Sabendo desses tristes fatos sobre os animais que vivem em criações bem-estaristas, percebemos que não, o avanço do tal “compromisso pelo bem-estar dos animais” entre as empresas alimentícias e de varejo não beneficia os animais.

Muito pelo contrário, a tendência é que, à medida que a clientela cresce, o lucro de pecuaristas e empresários aumenta e compensa os custos da implementação do “bem-estar animal” e mesmo a gestão de criações bem-estaristas se torne mais barata, o número de animais e de fazendas aumente mais ainda.

Ou seja, serão mais e mais animais sendo dados à luz para uma vida de exploração, por mais maquiada que seja, e morte precoce em abatedouros. E assim, mais carnes, ovos, leite e derivados no mercado.

Paralelamente, as campanhas da entidades de “defesa animal” que focam nas crueldades chocantes em fazendas-fábrica e granjas industriais perdem pouco a pouco o sentido de existir. Os criadores podem dizer que “não compactuam” com essas violências.

E assim, muitas pessoas que pensam no veganismo “conscientizadas” por determinadas ONGs, que focam na pena de animais e incitam boicote empresarial a criações explicitamente cruéis, se desviarão desse caminho.

Não se tornarão mais veganas.
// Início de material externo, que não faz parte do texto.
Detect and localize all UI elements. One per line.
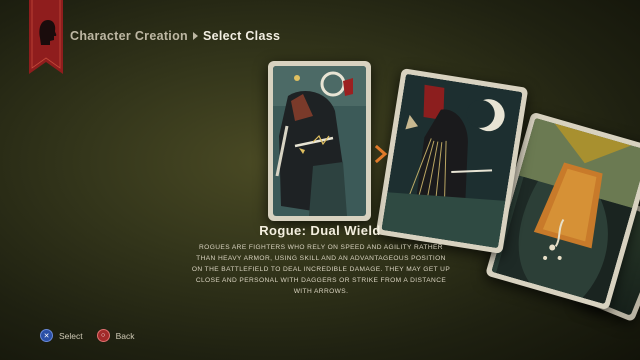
back-label[interactable]: Back	[116, 331, 135, 341]
breadcrumb: Character Creation Select Class	[70, 29, 280, 43]
card-art	[273, 66, 366, 216]
breadcrumb-arrow-icon	[192, 32, 198, 40]
select-label[interactable]: Select	[59, 331, 83, 341]
breadcrumb-parent: Character Creation	[70, 29, 188, 43]
class-description: Rogues are fighters who rely on speed an…	[191, 244, 451, 295]
class-card-rogue-dual-wield[interactable]	[268, 61, 371, 221]
chevron-right-icon[interactable]	[374, 145, 388, 163]
circle-button-icon[interactable]: ○	[96, 329, 110, 342]
breadcrumb-current: Select Class	[202, 29, 281, 43]
class-title: Rogue: Dual Wield	[259, 223, 381, 238]
cross-button-icon[interactable]: ✕	[40, 329, 53, 342]
menu-banner	[29, 0, 63, 74]
button-prompts: ✕ Select ○ Back	[40, 329, 135, 342]
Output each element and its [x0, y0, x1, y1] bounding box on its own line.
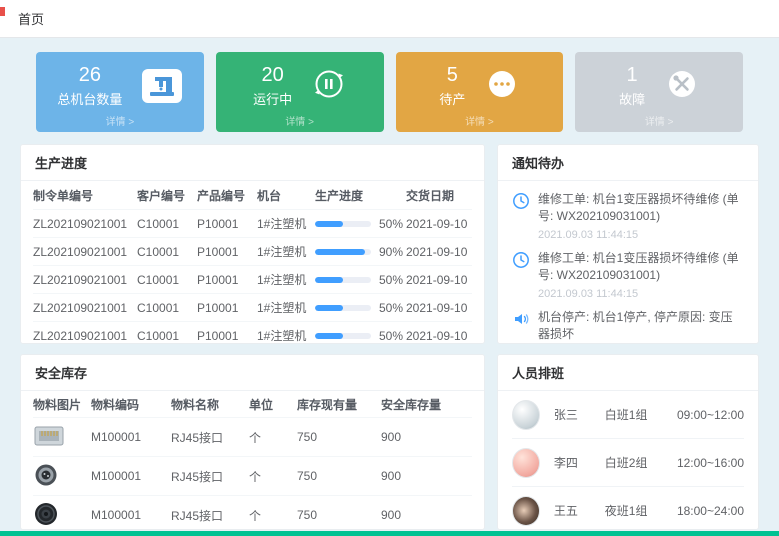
production-table: 制令单编号 客户编号 产品编号 机台 生产进度 交货日期 ZL202109021… — [21, 181, 484, 344]
progress-value: 50% — [379, 301, 403, 315]
notice-time: 2021.09.03 11:44:15 — [538, 288, 744, 300]
panel-title: 人员排班 — [498, 355, 758, 391]
progress-value: 50% — [379, 217, 403, 231]
notice-item[interactable]: 维修工单: 机台1变压器损坏待维修 (单号: WX202109031001) 2… — [512, 191, 744, 241]
table-row: M100001 RJ45接口 个 750 900 — [33, 495, 472, 530]
notice-text: 维修工单: 机台1变压器损坏待维修 (单号: WX202109031001) — [538, 250, 744, 285]
screen-edge-strip — [0, 531, 779, 536]
panel-title: 安全库存 — [21, 355, 484, 391]
notice-text: 机台停产: 机台1停产, 停产原因: 变压器损坏 — [538, 309, 744, 344]
table-row: ZL202109021001 C10001 P10001 1#注塑机 50% 2… — [33, 265, 472, 293]
table-row: ZL202109021001 C10001 P10001 1#注塑机 50% 2… — [33, 209, 472, 237]
stat-value: 5 — [439, 64, 465, 86]
safety-stock-panel: 安全库存 物料图片 物料编码 物料名称 单位 库存现有量 安全库存量 — [20, 354, 485, 530]
detail-link[interactable]: 详情 > — [396, 113, 564, 128]
tools-icon — [665, 67, 699, 106]
notice-text: 维修工单: 机台1变压器损坏待维修 (单号: WX202109031001) — [538, 191, 744, 226]
detail-link[interactable]: 详情 > — [575, 113, 743, 128]
staff-shift: 白班1组 — [605, 406, 677, 423]
progress-value: 50% — [379, 273, 403, 287]
progress-bar — [315, 305, 371, 311]
staff-time: 09:00~12:00 — [677, 408, 744, 422]
round-connector-image — [33, 463, 91, 490]
speaker-icon — [512, 309, 530, 344]
top-bar: 首页 — [0, 0, 779, 38]
production-progress-panel: 生产进度 制令单编号 客户编号 产品编号 机台 生产进度 交货日期 ZL2021… — [20, 144, 485, 344]
rj45-connector-image — [33, 424, 91, 451]
table-header-row: 制令单编号 客户编号 产品编号 机台 生产进度 交货日期 — [33, 181, 472, 209]
avatar — [512, 400, 540, 430]
machine-icon — [142, 69, 182, 103]
panel-title: 生产进度 — [21, 145, 484, 181]
schedule-row: 李四 白班2组 12:00~16:00 — [512, 439, 744, 487]
progress-value: 90% — [379, 245, 403, 259]
avatar — [512, 496, 540, 526]
stat-label: 故障 — [619, 89, 645, 108]
notice-item[interactable]: 维修工单: 机台1变压器损坏待维修 (单号: WX202109031001) 2… — [512, 250, 744, 300]
stat-cards-row: 26 总机台数量 详情 > 20 运行中 — [36, 52, 743, 132]
staff-time: 18:00~24:00 — [677, 504, 744, 518]
stat-value: 1 — [619, 64, 645, 86]
stat-card-fault[interactable]: 1 故障 详情 > — [575, 52, 743, 132]
avatar — [512, 448, 540, 478]
inventory-table: 物料图片 物料编码 物料名称 单位 库存现有量 安全库存量 — [21, 391, 484, 530]
table-row: ZL202109021001 C10001 P10001 1#注塑机 90% 2… — [33, 237, 472, 265]
detail-link[interactable]: 详情 > — [216, 113, 384, 128]
progress-bar — [315, 333, 371, 339]
staff-shift: 夜班1组 — [605, 502, 677, 519]
notices-panel: 通知待办 维修工单: 机台1变压器损坏待维修 (单号: WX2021090310… — [497, 144, 759, 344]
table-row: ZL202109021001 C10001 P10001 1#注塑机 50% 2… — [33, 321, 472, 344]
table-row: M100001 RJ45接口 个 750 900 — [33, 417, 472, 456]
staff-shift: 白班2组 — [605, 454, 677, 471]
panel-title: 通知待办 — [498, 145, 758, 181]
schedule-row: 张三 白班1组 09:00~12:00 — [512, 391, 744, 439]
progress-bar — [315, 277, 371, 283]
progress-bar — [315, 221, 371, 227]
ellipsis-icon — [485, 67, 519, 106]
table-row: ZL202109021001 C10001 P10001 1#注塑机 50% 2… — [33, 293, 472, 321]
tab-home[interactable]: 首页 — [18, 9, 44, 28]
staff-schedule-panel: 人员排班 张三 白班1组 09:00~12:00 李四 白班2组 12:00~1… — [497, 354, 759, 530]
stat-label: 总机台数量 — [57, 89, 122, 108]
progress-value: 50% — [379, 329, 403, 343]
clock-icon — [512, 191, 530, 241]
speaker-driver-image — [33, 502, 91, 529]
stat-card-running[interactable]: 20 运行中 详情 > — [216, 52, 384, 132]
clock-icon — [512, 250, 530, 300]
notice-time: 2021.09.03 11:44:15 — [538, 229, 744, 241]
progress-bar — [315, 249, 371, 255]
staff-name: 王五 — [554, 502, 605, 519]
screen-edge-artifact-red — [0, 7, 5, 16]
stat-card-waiting[interactable]: 5 待产 详情 > — [396, 52, 564, 132]
table-row: M100001 RJ45接口 个 750 900 — [33, 456, 472, 495]
notice-item[interactable]: 机台停产: 机台1停产, 停产原因: 变压器损坏 — [512, 309, 744, 344]
stat-value: 20 — [253, 64, 292, 86]
detail-link[interactable]: 详情 > — [36, 113, 204, 128]
stat-value: 26 — [57, 64, 122, 86]
table-header-row: 物料图片 物料编码 物料名称 单位 库存现有量 安全库存量 — [33, 391, 472, 417]
schedule-row: 王五 夜班1组 18:00~24:00 — [512, 487, 744, 530]
staff-name: 李四 — [554, 454, 605, 471]
dashboard-content: 26 总机台数量 详情 > 20 运行中 — [0, 38, 779, 530]
staff-name: 张三 — [554, 406, 605, 423]
stat-label: 待产 — [439, 89, 465, 108]
stat-label: 运行中 — [253, 89, 292, 108]
stat-card-total-machines[interactable]: 26 总机台数量 详情 > — [36, 52, 204, 132]
staff-time: 12:00~16:00 — [677, 456, 744, 470]
running-icon — [312, 67, 346, 106]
Ou abandonarão a alimentação livre de crueldade, se já a adotaram. Serão, ao invés, “consumidoras conscientes” de alimentos de origem animal produzidos em estabelecimentos rurais que “tratam bem” seus rebanhos.

Isso tende a diminuir e sabotar o avanço do veganismo no mundo. Afinal, as pessoas não veganas vão se iludir com a crença de que, com o avanço do “bem-estar animal” na pecuária, o modo de vida vegano não faria mais sentido. E os exploradores de animais só têm a ganhar com a desmoralização de seus opositores.

Em outras palavras, apesar das aparências e da primeira impressão para o consumidor não vegano, o avanço do bem-estarismo é pior para os animais.

Conclusão

Não deixe o bem-estarismo te enganar

Não se deixe iludir pelos hiper e supermercados que prometem estar vendendo carnes, laticínios e ovos alinhados com uma política de “respeito ao bem-estar animal”.

Elas não estão respeitando de verdade os animais. Não reconhecem que esses seres deveriam viver livres da dominação humana e das armas de abate.

Pelo contrário, seu posicionamento comercial é apenas uma fachada para trazer produtos com “mais qualidade”, valorizá-los perante o consumidor, conquistar clientes “exigentes” e aumentar seus lucros.

Enquanto isso, os animais continuam sendo tratados como meras coisas sob propriedades de donos de rebanhos.

Portanto, se você quer assumir uma posição ética de real respeito aos animais e reconhecimento de seus direitos como seres sencientes dignos da liberdade, não há outra alternativa senão considerar o veganismo e seus princípios e objetivos éticos.